Quantizing Activations: Activation functions can also be quantized.

Common Tips

Quantize to 16 bit floating point for GPU inference: GPUs tend to be optimized for floating point operations. In addition, 16 bit floating point calculations also tend to be much faster than higher bit operations such as 32 and 64 bit floating point. By quantizing to 16 bit floating point, your network will typically be able to run significantly faster than your unquantized network.
Quantize to 8 bit integer for CPU inference: In contrast to GPUs, CPUs are typically optimized to perform integer operations more quickly than floating point operations. By quantizing to 8 bit integers rather than 16 bit floating point, you’ll typically be able to run a network the fastest if it is quantized to the 8 bit integer format.

Discussion

To use dynamic quantization, it’s free of tuning parameters, but to do quantization dynamically at runtime based on the observed data range, it’s rather low cost to implement. On the flip side, it’s not highly optimized. For post-training static quantization, it’s optimized statically over the activation distribution. These quantization can be done without redoing training, therefore, a speedy way to generate a compact quantized model. As for quantization aware training models, since training is part of the quantization optimization, when time and resources are available, QAT often provides the best results. Between post-training static quantization and QAT, we can quickly create optimized models if we have multiple targets using the former. The latter shines when there is a single, known hardware target we want to optimize to. If you have the single target case, hardware companies like Intel and Nvidia have been providing tools to facilitate QAT targeting their respective family of inference devices.

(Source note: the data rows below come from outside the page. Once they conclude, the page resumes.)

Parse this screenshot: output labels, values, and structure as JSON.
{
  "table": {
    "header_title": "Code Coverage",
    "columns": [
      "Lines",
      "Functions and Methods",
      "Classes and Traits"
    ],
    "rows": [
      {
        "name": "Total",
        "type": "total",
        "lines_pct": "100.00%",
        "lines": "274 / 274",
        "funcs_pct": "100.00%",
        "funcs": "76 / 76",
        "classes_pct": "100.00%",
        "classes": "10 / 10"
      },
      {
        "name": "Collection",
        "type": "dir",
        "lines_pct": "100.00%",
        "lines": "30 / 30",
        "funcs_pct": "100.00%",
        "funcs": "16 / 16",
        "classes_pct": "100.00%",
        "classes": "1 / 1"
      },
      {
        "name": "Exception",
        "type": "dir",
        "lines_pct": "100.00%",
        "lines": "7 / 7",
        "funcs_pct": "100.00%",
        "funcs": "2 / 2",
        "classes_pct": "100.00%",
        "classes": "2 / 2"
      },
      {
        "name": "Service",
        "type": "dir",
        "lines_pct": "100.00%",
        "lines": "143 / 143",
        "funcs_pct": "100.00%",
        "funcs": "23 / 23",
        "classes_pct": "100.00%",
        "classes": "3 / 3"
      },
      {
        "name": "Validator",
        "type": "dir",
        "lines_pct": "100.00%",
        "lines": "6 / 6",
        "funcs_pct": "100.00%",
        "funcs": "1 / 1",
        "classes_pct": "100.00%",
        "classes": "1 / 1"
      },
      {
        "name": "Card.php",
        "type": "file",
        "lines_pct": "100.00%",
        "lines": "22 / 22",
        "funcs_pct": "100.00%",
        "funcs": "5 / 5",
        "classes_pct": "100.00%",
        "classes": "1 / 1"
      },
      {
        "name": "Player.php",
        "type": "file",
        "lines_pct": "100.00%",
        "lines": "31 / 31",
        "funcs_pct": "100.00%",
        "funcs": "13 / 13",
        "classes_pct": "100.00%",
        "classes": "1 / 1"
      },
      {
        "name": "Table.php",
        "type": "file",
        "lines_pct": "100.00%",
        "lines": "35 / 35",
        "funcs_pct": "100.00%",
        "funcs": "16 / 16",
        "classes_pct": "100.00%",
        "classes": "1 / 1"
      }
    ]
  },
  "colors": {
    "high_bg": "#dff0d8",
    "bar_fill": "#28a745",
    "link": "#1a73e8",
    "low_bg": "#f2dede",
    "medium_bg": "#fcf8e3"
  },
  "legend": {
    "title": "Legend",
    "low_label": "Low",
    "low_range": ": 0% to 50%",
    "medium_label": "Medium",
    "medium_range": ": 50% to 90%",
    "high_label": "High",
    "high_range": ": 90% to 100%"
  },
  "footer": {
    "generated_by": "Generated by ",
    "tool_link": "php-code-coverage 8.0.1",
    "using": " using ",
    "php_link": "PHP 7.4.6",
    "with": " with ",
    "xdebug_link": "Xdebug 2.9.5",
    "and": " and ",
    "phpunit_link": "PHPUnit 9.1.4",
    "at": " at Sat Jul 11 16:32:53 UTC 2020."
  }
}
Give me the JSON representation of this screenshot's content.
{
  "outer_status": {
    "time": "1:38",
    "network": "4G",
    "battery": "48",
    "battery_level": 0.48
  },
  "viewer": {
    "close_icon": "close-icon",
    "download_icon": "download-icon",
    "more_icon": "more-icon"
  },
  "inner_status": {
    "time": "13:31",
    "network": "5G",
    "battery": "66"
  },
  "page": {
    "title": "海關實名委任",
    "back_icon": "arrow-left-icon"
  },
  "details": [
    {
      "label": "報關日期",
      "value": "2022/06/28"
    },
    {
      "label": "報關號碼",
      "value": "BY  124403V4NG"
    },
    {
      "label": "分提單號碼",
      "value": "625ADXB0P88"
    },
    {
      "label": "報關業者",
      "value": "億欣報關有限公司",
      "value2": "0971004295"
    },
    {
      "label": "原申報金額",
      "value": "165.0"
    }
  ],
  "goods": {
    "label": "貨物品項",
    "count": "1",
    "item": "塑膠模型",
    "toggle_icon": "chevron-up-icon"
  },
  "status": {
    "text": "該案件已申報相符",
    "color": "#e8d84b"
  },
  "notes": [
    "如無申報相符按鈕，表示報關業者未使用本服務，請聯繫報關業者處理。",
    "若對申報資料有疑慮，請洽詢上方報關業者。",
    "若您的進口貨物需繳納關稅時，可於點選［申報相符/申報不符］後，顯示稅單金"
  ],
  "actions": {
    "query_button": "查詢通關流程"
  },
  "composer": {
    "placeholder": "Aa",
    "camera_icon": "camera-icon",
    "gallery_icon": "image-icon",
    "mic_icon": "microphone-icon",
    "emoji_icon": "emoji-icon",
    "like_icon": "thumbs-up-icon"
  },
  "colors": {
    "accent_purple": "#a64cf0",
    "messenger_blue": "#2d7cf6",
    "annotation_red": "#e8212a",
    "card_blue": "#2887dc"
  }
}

In addition to quantization, pruning is also a well known technique used to compress models. Pruning involves removing branches of the neural network that have little impact on the final result. The final pruned neural network is typically much smaller and faster than the original network while having similar performance.

Conclusion

Quantization is a useful technique for production and deploying models. For many use cases, you may train deep learning models on high end GPUs and deploy different hardware. In addition, neural networks are getting larger. Typically this hardware is less powerful such as desktop CPUs or Edge Computing hardware. As an analogy, quantization can be seen as a compiler. In traditional software development, you’d typically compile your code with optimizations during deployment in order to run your code as quickly as possible. Similarly, quantization is an optimization you can apply before deployment when you’ve finished developing and training your model. Quantization is undoubtedly a useful technique to understand for engineers who need to deploy their neural networks to the real world.